Sebuah survei yang dilakukan oleh Direktorat Tenaga Kerja Angkatan Darat Israel dan diterbitkan oleh Ynet pada tanggal 31 Mei menemukan penurunan yang “mengkhawatirkan” dalam kesiapan perwira di tentara Israel.
Menurut survei tersebut, ketika ditanya apakah mereka ingin terus bertugas di tentara Israel, hanya 42 persen yang menjawab positif, dibandingkan dengan 49 persen pada Agustus tahun lalu.
Penurunan tersebut, yang terjadi setelah perang selama hampir delapan bulan di Gaza yang gagal mencapai tujuannya, “mengejutkan” para pejabat senior militer, kata Ynet.
“Penurunan motivasi ini didukung oleh faktor lain yang dicatat oleh Direktorat Tenaga Kerja: peningkatan jumlah petugas yang menghubungi departemen pensiun IDF selama perang,” tambah media Yahudi.
Dalam survei yang sama, petugas polisi ditanya apakah mereka puas dengan gaji mereka. Hanya 30 persen yang menjawab ya, dibandingkan dengan 60 persen sektor swasta yang menjawab ya untuk pertanyaan yang sama – yang menunjukkan “kemarahan dan frustrasi di kalangan anggota militer”. Tentara IDF beroperasi di Jalur Gaza, Januari 2024. /Foto: IDF (via JPost)
Survei tersebut mengonfirmasi bahwa para petugas sudah bosan dengan perang dan kecewa dengan dampaknya terhadap kehidupan keluarga mereka.
Baik perempuan maupun laki-laki di militer mengeluh bahwa mereka tidak sering bertemu keluarga dan kompensasi yang tidak memadai karena jam kerja yang panjang dan stres.
Laporan tersebut juga menemukan bahwa faktor utama yang menyebabkan ketidakhadiran mereka adalah “rasa gagal”.
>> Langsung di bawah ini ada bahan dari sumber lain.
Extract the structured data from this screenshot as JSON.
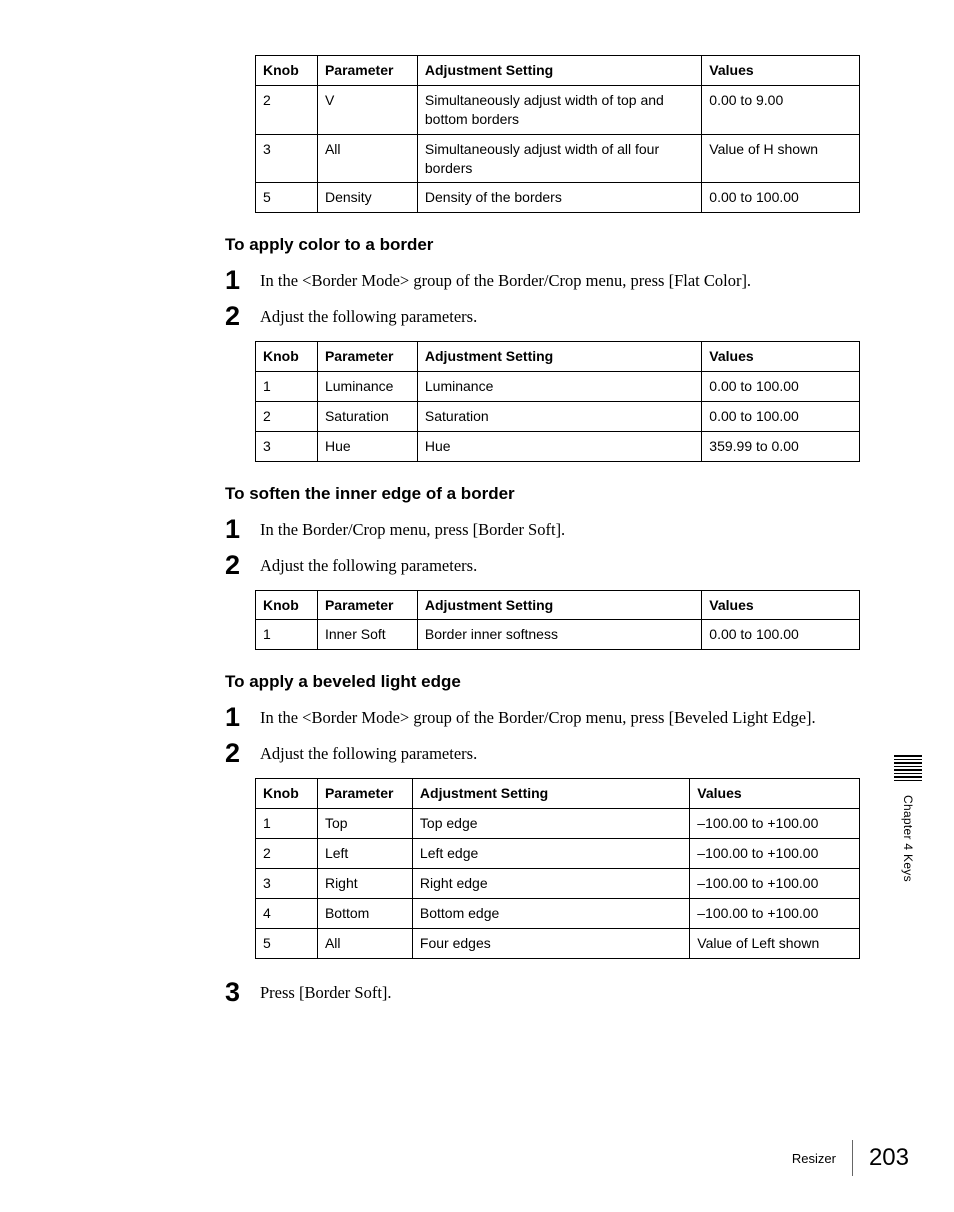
{
  "table1": {
    "headers": [
      "Knob",
      "Parameter",
      "Adjustment Setting",
      "Values"
    ],
    "rows": [
      [
        "2",
        "V",
        "Simultaneously adjust width of top and bottom borders",
        "0.00 to 9.00"
      ],
      [
        "3",
        "All",
        "Simultaneously adjust width of all four borders",
        "Value of H shown"
      ],
      [
        "5",
        "Density",
        "Density of the borders",
        "0.00 to 100.00"
      ]
    ]
  },
  "section_color": {
    "heading": "To apply color to a border",
    "steps": [
      "In the <Border Mode> group of the Border/Crop menu, press [Flat Color].",
      "Adjust the following parameters."
    ],
    "table": {
      "headers": [
        "Knob",
        "Parameter",
        "Adjustment Setting",
        "Values"
      ],
      "rows": [
        [
          "1",
          "Luminance",
          "Luminance",
          "0.00 to 100.00"
        ],
        [
          "2",
          "Saturation",
          "Saturation",
          "0.00 to 100.00"
        ],
        [
          "3",
          "Hue",
          "Hue",
          "359.99 to 0.00"
        ]
      ]
    }
  },
  "section_soften": {
    "heading": "To soften the inner edge of a border",
    "steps": [
      "In the Border/Crop menu, press [Border Soft].",
      "Adjust the following parameters."
    ],
    "table": {
      "headers": [
        "Knob",
        "Parameter",
        "Adjustment Setting",
        "Values"
      ],
      "rows": [
        [
          "1",
          "Inner Soft",
          "Border inner softness",
          "0.00 to 100.00"
        ]
      ]
    }
  },
  "section_bevel": {
    "heading": "To apply a beveled light edge",
    "steps": [
      "In the <Border Mode> group of the Border/Crop menu, press [Beveled Light Edge].",
      "Adjust the following parameters."
    ],
    "table": {
      "headers": [
        "Knob",
        "Parameter",
        "Adjustment Setting",
        "Values"
      ],
      "rows": [
        [
          "1",
          "Top",
          "Top edge",
          "–100.00 to +100.00"
        ],
        [
          "2",
          "Left",
          "Left edge",
          "–100.00 to +100.00"
        ],
        [
          "3",
          "Right",
          "Right edge",
          "–100.00 to +100.00"
        ],
        [
          "4",
          "Bottom",
          "Bottom edge",
          "–100.00 to +100.00"
        ],
        [
          "5",
          "All",
          "Four edges",
          "Value of Left shown"
        ]
      ]
    },
    "step3": "Press [Border Soft]."
  },
  "side_label": "Chapter 4  Keys",
  "footer": {
    "section": "Resizer",
    "page": "203"
  }
}
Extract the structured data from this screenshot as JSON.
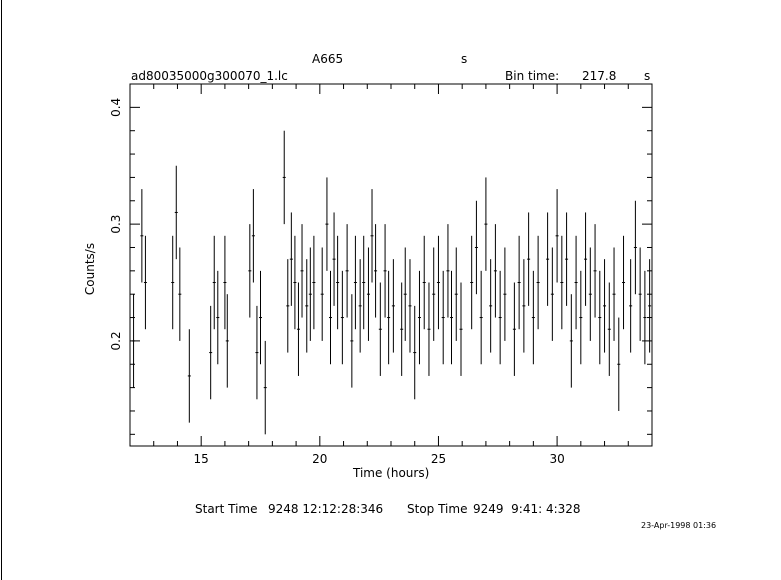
{
  "header": {
    "object_name": "A665",
    "units_label": "s",
    "filename": "ad80035000g300070_1.lc",
    "bin_time_label": "Bin time:",
    "bin_time_value": "217.8",
    "bin_time_unit": "s"
  },
  "footer": {
    "start_label": "Start Time",
    "start_value": "9248 12:12:28:346",
    "stop_label": "Stop Time",
    "stop_value": "9249  9:41: 4:328",
    "date_stamp": "23-Apr-1998 01:36"
  },
  "chart_data": {
    "type": "scatter",
    "xlabel": "Time (hours)",
    "ylabel": "Counts/s",
    "xlim": [
      12.0,
      34.0
    ],
    "ylim": [
      0.11,
      0.42
    ],
    "xticks": [
      15,
      20,
      25,
      30
    ],
    "yticks": [
      0.2,
      0.3,
      0.4
    ],
    "xtick_labels": [
      "15",
      "20",
      "25",
      "30"
    ],
    "ytick_labels": [
      "0.2",
      "0.3",
      "0.4"
    ],
    "grid": false,
    "series": [
      {
        "x": [
          12.15,
          12.5,
          12.65,
          13.8,
          13.95,
          14.1,
          14.5,
          15.4,
          15.55,
          15.7,
          16.0,
          16.1,
          17.05,
          17.2,
          17.35,
          17.5,
          17.7,
          18.5,
          18.65,
          18.8,
          18.95,
          19.1,
          19.25,
          19.45,
          19.6,
          19.75,
          20.1,
          20.3,
          20.45,
          20.6,
          20.75,
          20.95,
          21.15,
          21.35,
          21.5,
          21.7,
          21.85,
          22.05,
          22.2,
          22.35,
          22.55,
          22.75,
          22.9,
          23.1,
          23.45,
          23.6,
          23.8,
          24.0,
          24.2,
          24.4,
          24.6,
          24.8,
          25.0,
          25.2,
          25.4,
          25.55,
          25.75,
          25.95,
          26.4,
          26.6,
          26.8,
          27.0,
          27.2,
          27.4,
          27.6,
          27.8,
          28.2,
          28.4,
          28.6,
          28.8,
          29.0,
          29.2,
          29.6,
          29.8,
          30.0,
          30.2,
          30.4,
          30.6,
          30.8,
          31.0,
          31.2,
          31.4,
          31.6,
          31.8,
          32.0,
          32.2,
          32.4,
          32.6,
          32.8,
          33.1,
          33.3,
          33.5,
          33.7,
          33.9
        ],
        "y": [
          0.2,
          0.29,
          0.25,
          0.25,
          0.31,
          0.24,
          0.17,
          0.19,
          0.25,
          0.22,
          0.25,
          0.2,
          0.26,
          0.29,
          0.19,
          0.22,
          0.16,
          0.34,
          0.23,
          0.27,
          0.25,
          0.21,
          0.26,
          0.23,
          0.24,
          0.25,
          0.24,
          0.3,
          0.22,
          0.27,
          0.25,
          0.22,
          0.26,
          0.2,
          0.25,
          0.23,
          0.25,
          0.24,
          0.29,
          0.26,
          0.21,
          0.26,
          0.22,
          0.23,
          0.21,
          0.24,
          0.23,
          0.19,
          0.22,
          0.25,
          0.21,
          0.24,
          0.25,
          0.22,
          0.26,
          0.22,
          0.24,
          0.21,
          0.25,
          0.28,
          0.22,
          0.3,
          0.23,
          0.26,
          0.22,
          0.24,
          0.21,
          0.25,
          0.23,
          0.27,
          0.22,
          0.25,
          0.27,
          0.24,
          0.29,
          0.25,
          0.27,
          0.2,
          0.25,
          0.22,
          0.27,
          0.24,
          0.26,
          0.22,
          0.23,
          0.21,
          0.24,
          0.18,
          0.25,
          0.23,
          0.28,
          0.24,
          0.22,
          0.23
        ],
        "err": [
          0.04,
          0.04,
          0.04,
          0.04,
          0.04,
          0.04,
          0.04,
          0.04,
          0.04,
          0.04,
          0.04,
          0.04,
          0.04,
          0.04,
          0.04,
          0.04,
          0.04,
          0.04,
          0.04,
          0.04,
          0.04,
          0.04,
          0.04,
          0.04,
          0.04,
          0.04,
          0.04,
          0.04,
          0.04,
          0.04,
          0.04,
          0.04,
          0.04,
          0.04,
          0.04,
          0.04,
          0.04,
          0.04,
          0.04,
          0.04,
          0.04,
          0.04,
          0.04,
          0.04,
          0.04,
          0.04,
          0.04,
          0.04,
          0.04,
          0.04,
          0.04,
          0.04,
          0.04,
          0.04,
          0.04,
          0.04,
          0.04,
          0.04,
          0.04,
          0.04,
          0.04,
          0.04,
          0.04,
          0.04,
          0.04,
          0.04,
          0.04,
          0.04,
          0.04,
          0.04,
          0.04,
          0.04,
          0.04,
          0.04,
          0.04,
          0.04,
          0.04,
          0.04,
          0.04,
          0.04,
          0.04,
          0.04,
          0.04,
          0.04,
          0.04,
          0.04,
          0.04,
          0.04,
          0.04,
          0.04,
          0.04,
          0.04,
          0.04,
          0.04
        ]
      }
    ]
  }
}
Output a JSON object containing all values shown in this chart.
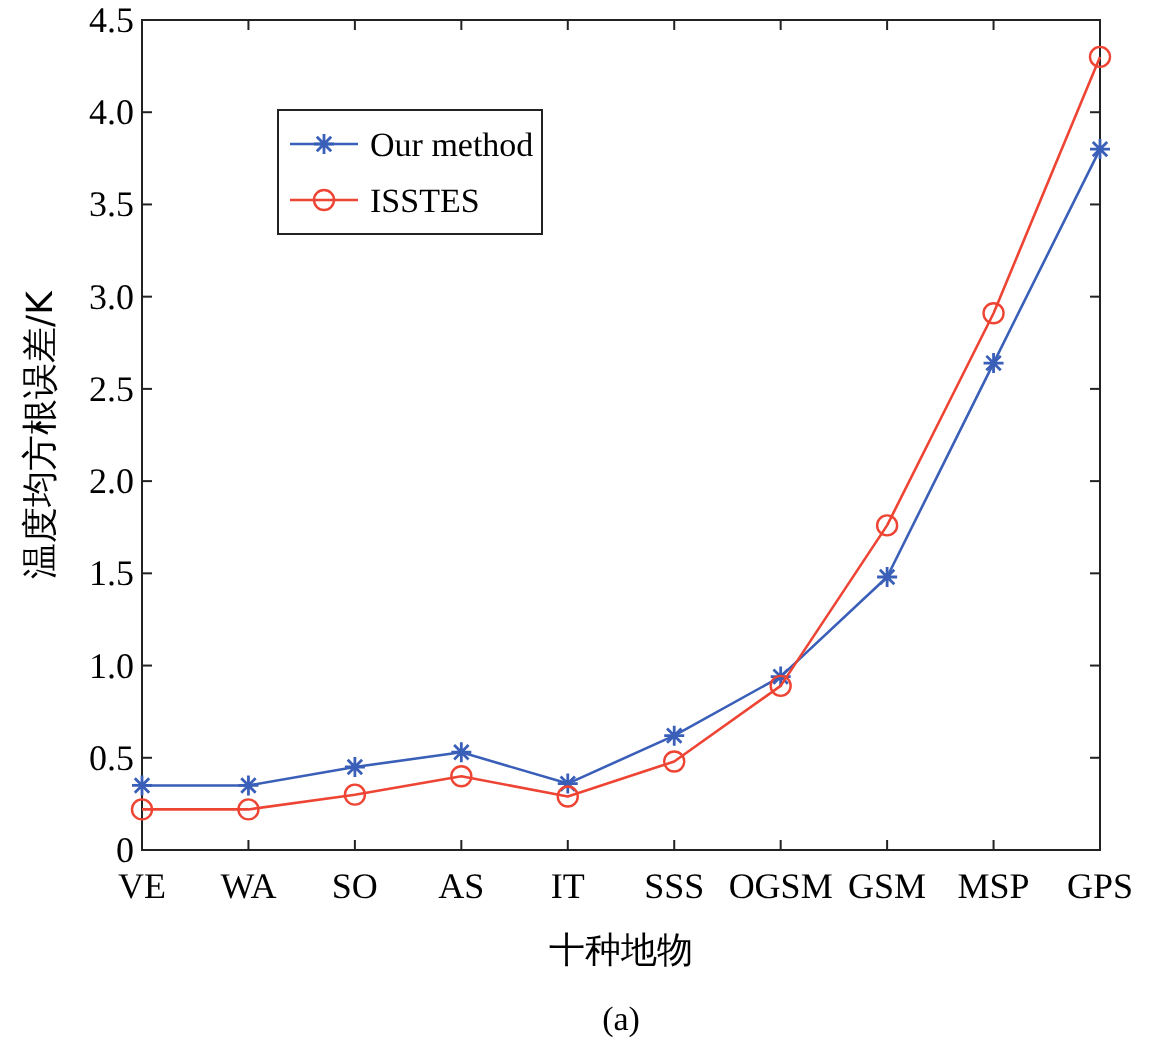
{
  "chart_data": {
    "type": "line",
    "xlabel": "十种地物",
    "ylabel": "温度均方根误差/K",
    "categories": [
      "VE",
      "WA",
      "SO",
      "AS",
      "IT",
      "SSS",
      "OGSM",
      "GSM",
      "MSP",
      "GPS"
    ],
    "series": [
      {
        "name": "Our method",
        "color": "#3a5fb8",
        "marker": "cross",
        "values": [
          0.35,
          0.35,
          0.45,
          0.53,
          0.36,
          0.62,
          0.94,
          1.48,
          2.64,
          3.8
        ]
      },
      {
        "name": "ISSTES",
        "color": "#ee4433",
        "marker": "circle",
        "values": [
          0.22,
          0.22,
          0.3,
          0.4,
          0.29,
          0.48,
          0.89,
          1.76,
          2.91,
          4.3
        ]
      }
    ],
    "ylim": [
      0,
      4.5
    ],
    "yticks": [
      0,
      0.5,
      {
        "value": 1,
        "label": "1.0"
      },
      {
        "value": 1.5,
        "label": "1.5"
      },
      {
        "value": 2,
        "label": "2.0"
      },
      {
        "value": 2.5,
        "label": "2.5"
      },
      {
        "value": 3,
        "label": "3.0"
      },
      {
        "value": 3.5,
        "label": "3.5"
      },
      {
        "value": 4,
        "label": "4.0"
      },
      {
        "value": 4.5,
        "label": "4.5"
      }
    ],
    "grid": false,
    "legend": "top left",
    "line_style": "solid",
    "annotations": [
      "(a)"
    ]
  }
}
“Petugas merasa terganggu dengan rasa gagal dan tidak ingin mengabdi di organisasi yang gagal,” tulis Ynet.
Survei tersebut dilakukan pada bulan yang sama ketika Haaretz melaporkan peningkatan kecenderungan bunuh diri di kalangan tentara.
Sepuluh tentara Israel dilaporkan melakukan bunuh diri sejak 7 Oktober.
Banyak pejabat yang menyatakan kekecewaannya atas kegagalan operasi banjir Al-Aqsa pada 7 Oktober.
Bulan lalu, kepala direktorat intelijen militer Israel, Aharon Haliva, mengundurkan diri karena kegagalan tersebut.
Sejak itu, rasa frustrasi semakin meningkat, karena hampir delapan bulan telah berlalu sejak dimulainya perang, dan militer Israel belum mencapai tujuan yang dinyatakan untuk melenyapkan Hamas dan mengembalikan tahanan yang ditahan oleh kelompok perlawanan di Jalur Gaza.